«Llevo en las manos un misterio, la suerte infinita de volar, la ruta completa para marchar a África, el mandato imperioso de no romper la cadena…»

Mírame. Soy esa bayeta sucia que boquea donde el copiloto. Nunca me has visto tan… damnificada. O quizás sí, si has compartido conmigo una sauna. Lo dudo mucho. Me acabo de mirar en el espejito del quitasol. No lo hagas nunca, si no estás muy segura de ti misma. ¿Con qué material impío fabrican estos espejitos? La expresión perlada en sudor nunca fue más oportuna. No creo haber pasado más calor nunca. Nunca, nunca, nunca. Ni en el gimnasio, ni bajo una higuera en agosto, ni en un incendio activo. El uniforme mojado se me pega a la piel como a una sirena su cola. Llevo broza hasta en el alma. Sirena zarrapastrosa.

Tranquilo, a nuestro coche oficial le funciona el aire. En palacio ya no andan tan mal las cosas, sólo que no podemos encenderlo. La naturaleza de nuestra misión nos lo impide. En la hora y media de camino que tenemos por delante la temperatura del habitáculo no puede bajar de los treinta y seis grados. Nada de qué preocuparse. Con un sol severamente andaluz cebándose en las ventanillas, debemos de andar más cerca de los cincuenta que de los cuarenta. Y nada de hora y media. Como muy pronto llegaremos en un par de horas. No podemos ir rápido. Debemos evitar vibraciones. Hablar en susurros para que nuestras voces no generen ondas incómodas. Como si tuviéramos fuelle para cantar a grito pelado La barbacoa.

¿La misión? Deja de recrearte en mi pinta, y pasa a lo que tengo entre manos. Los codos pegados al cuerpo. Con el uniforme mojado, me va a costar despegarlos. Podría llevar mi carga en el regazo, pero no pesa nada, y no quiero que las vibraciones de las ruedas se transmitan a ella. Soy una con la carretera. El movimiento pasa de la rueda al chasis a mis piernas a mi meollo. Alzo mi carga como una ofrenda.

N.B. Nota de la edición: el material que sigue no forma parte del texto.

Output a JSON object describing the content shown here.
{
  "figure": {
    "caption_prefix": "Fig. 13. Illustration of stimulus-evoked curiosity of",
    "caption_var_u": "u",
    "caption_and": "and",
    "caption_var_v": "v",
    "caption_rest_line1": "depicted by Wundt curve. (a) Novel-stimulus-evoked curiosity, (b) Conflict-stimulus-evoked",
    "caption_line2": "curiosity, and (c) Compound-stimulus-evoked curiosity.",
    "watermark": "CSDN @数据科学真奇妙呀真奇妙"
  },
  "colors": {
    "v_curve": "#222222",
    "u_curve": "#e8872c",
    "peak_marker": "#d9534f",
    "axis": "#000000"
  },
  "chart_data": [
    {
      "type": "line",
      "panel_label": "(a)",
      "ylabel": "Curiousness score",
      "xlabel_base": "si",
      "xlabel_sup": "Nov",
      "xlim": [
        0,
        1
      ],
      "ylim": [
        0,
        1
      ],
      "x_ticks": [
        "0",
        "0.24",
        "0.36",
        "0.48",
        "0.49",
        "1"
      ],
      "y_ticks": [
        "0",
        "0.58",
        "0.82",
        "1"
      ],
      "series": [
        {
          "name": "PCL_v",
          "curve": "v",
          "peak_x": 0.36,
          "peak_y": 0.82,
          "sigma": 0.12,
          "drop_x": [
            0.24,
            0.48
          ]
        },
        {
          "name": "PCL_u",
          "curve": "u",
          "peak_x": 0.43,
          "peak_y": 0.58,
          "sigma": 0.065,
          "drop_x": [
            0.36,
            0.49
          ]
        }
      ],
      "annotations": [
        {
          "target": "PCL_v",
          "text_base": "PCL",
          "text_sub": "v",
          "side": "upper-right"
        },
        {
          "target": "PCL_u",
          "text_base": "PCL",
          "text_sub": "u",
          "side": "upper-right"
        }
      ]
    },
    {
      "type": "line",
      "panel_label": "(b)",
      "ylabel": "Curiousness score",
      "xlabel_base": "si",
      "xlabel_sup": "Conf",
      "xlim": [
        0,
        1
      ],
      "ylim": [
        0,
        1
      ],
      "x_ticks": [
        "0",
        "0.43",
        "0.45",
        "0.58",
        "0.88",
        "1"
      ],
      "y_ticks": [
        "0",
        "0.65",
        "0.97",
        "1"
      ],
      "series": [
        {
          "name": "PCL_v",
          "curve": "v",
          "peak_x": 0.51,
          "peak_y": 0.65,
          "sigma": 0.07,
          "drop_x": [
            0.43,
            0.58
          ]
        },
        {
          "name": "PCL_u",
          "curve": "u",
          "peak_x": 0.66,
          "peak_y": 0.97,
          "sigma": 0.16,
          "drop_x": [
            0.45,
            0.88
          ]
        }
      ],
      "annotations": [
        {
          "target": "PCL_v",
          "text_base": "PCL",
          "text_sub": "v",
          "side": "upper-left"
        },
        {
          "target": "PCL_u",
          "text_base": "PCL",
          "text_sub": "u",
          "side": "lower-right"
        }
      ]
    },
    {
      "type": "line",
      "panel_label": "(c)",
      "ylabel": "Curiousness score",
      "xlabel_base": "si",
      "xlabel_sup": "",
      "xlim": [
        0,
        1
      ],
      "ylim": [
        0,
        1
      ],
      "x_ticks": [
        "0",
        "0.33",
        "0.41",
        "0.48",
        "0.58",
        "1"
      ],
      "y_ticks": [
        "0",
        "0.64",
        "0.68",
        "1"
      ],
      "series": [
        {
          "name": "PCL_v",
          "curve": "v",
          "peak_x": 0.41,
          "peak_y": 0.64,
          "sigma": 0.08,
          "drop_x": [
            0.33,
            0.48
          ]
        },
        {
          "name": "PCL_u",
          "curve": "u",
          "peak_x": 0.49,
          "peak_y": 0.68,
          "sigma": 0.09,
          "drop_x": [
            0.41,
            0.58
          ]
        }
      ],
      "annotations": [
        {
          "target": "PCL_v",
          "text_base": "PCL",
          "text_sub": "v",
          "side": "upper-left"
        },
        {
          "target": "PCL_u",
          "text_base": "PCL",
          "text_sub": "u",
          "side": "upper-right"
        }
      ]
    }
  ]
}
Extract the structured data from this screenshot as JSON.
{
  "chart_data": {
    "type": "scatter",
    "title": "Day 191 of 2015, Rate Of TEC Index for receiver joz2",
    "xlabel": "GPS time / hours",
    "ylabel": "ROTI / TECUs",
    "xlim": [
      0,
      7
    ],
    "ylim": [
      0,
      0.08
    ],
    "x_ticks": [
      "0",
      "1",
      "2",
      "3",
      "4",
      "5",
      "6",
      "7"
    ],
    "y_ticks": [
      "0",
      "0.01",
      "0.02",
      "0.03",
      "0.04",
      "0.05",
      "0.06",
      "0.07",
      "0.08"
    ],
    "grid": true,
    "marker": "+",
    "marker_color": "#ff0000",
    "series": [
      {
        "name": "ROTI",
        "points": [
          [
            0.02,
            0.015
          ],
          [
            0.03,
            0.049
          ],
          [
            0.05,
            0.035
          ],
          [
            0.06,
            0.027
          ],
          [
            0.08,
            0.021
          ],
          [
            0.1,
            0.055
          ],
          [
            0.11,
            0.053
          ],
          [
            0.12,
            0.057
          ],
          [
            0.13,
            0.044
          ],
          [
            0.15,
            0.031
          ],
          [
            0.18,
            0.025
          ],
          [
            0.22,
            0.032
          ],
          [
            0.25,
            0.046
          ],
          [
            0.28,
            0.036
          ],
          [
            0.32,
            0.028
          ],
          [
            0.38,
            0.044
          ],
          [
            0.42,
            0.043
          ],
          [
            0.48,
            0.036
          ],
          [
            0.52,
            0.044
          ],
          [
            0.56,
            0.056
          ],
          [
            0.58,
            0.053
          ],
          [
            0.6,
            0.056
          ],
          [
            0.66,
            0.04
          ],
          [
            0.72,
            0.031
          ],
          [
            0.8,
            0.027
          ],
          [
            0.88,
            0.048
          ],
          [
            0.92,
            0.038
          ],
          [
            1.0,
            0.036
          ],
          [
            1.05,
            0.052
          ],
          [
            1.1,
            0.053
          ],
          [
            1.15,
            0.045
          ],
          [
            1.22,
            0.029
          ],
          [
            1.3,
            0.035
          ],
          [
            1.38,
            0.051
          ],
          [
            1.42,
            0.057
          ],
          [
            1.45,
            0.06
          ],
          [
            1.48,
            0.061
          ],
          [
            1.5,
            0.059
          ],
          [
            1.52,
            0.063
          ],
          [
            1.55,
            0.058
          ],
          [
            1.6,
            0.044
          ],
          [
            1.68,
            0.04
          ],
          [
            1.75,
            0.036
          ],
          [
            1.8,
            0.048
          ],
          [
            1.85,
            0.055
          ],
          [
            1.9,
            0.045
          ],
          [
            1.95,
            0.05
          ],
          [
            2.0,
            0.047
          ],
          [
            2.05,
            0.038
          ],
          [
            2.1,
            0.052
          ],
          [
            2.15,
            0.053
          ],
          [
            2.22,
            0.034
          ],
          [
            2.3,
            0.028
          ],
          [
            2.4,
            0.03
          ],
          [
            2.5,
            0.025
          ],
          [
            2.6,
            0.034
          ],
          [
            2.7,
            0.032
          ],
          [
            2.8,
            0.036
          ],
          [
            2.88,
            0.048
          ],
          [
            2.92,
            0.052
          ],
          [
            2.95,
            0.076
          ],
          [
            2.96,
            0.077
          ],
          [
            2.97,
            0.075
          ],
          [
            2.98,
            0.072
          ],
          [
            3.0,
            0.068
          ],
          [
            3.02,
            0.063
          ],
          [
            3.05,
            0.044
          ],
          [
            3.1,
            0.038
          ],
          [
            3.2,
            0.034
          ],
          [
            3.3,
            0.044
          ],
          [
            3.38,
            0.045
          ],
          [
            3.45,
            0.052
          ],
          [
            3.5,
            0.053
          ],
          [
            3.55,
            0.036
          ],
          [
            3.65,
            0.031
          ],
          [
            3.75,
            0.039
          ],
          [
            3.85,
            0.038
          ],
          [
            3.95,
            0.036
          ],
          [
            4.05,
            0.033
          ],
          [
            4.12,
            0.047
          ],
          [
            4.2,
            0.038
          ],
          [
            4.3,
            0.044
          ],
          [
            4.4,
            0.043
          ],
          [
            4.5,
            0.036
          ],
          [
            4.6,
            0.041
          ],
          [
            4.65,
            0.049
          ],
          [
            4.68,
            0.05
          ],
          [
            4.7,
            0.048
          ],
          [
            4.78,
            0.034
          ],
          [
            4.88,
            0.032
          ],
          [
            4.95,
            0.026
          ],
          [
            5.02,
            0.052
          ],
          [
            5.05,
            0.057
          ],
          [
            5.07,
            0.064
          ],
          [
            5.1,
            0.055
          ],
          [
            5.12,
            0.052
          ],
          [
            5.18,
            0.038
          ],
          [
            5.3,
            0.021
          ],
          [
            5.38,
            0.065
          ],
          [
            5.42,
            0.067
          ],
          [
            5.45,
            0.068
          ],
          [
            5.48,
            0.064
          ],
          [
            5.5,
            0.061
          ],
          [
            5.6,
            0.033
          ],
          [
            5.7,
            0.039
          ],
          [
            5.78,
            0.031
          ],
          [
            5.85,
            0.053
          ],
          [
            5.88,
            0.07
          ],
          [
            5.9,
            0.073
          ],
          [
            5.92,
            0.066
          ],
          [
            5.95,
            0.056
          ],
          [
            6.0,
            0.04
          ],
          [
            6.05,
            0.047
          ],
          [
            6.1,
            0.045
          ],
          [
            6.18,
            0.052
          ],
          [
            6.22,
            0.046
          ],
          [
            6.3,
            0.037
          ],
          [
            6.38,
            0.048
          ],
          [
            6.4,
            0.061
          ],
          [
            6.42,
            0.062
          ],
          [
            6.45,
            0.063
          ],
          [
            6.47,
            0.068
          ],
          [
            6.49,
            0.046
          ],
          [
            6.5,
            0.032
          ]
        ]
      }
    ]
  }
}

¿Distingues bien lo que es? Un envase de huevos. Cartón alveolado, cubierta de plástico transparente, ya sabes. Y dentro hay…Pues qué va a haber: huevos. De aguilucho cenizo. Salvados in extremis de haber terminado en revuelto. El maquinista de la segadora los descubrió a centímetros de atropellarlos. Tres hurras por los veteranos del campo. Mis huevos tienen menos futuro que el euro.

Quizás estén ya abortados. Sabe Dios las horas que han pasado desde la última vez en que los incubó su madre. Hemos evitado el traqueteo hasta un nivel mi tatarabuela en silla de ruedas me pediría un poquito más de caña. Pero los caminos rurales, la discutible sutileza de los todoterreno oficiales… Hacemos lo que podemos.

Porque di tú que siguen vivos. Que tras esa cáscara color crema un trocito menudo de empeño sigue porfiando. Llevo en las manos un misterio. En cada uno de los cinco huevos, la suerte infinita de volar, la ruta completa para marchar a África, el mandato imperioso de no romper la cadena. En mis manos. Escalofriante.

Y este pensamiento me protege. Mi mente no se acuerda de sentir aversión por la molestia. ¿Calor? Todo el del mundo. Pero sin quejas. He protestado por mucho menos antes. He recrudecido la incomodidad a fuerza de adelantarme a ella y rechazarla. He sentido dolor antes de que mi carne sufriese, miedo antes de que lo que asustaba ocurriera.

Y cuando el fastidio, el dolor, o lo complicado llegan por fin, te das cuenta de que puedes aguantarlo. No era para tanto. La incomodidad es un parásito de tu cabeza.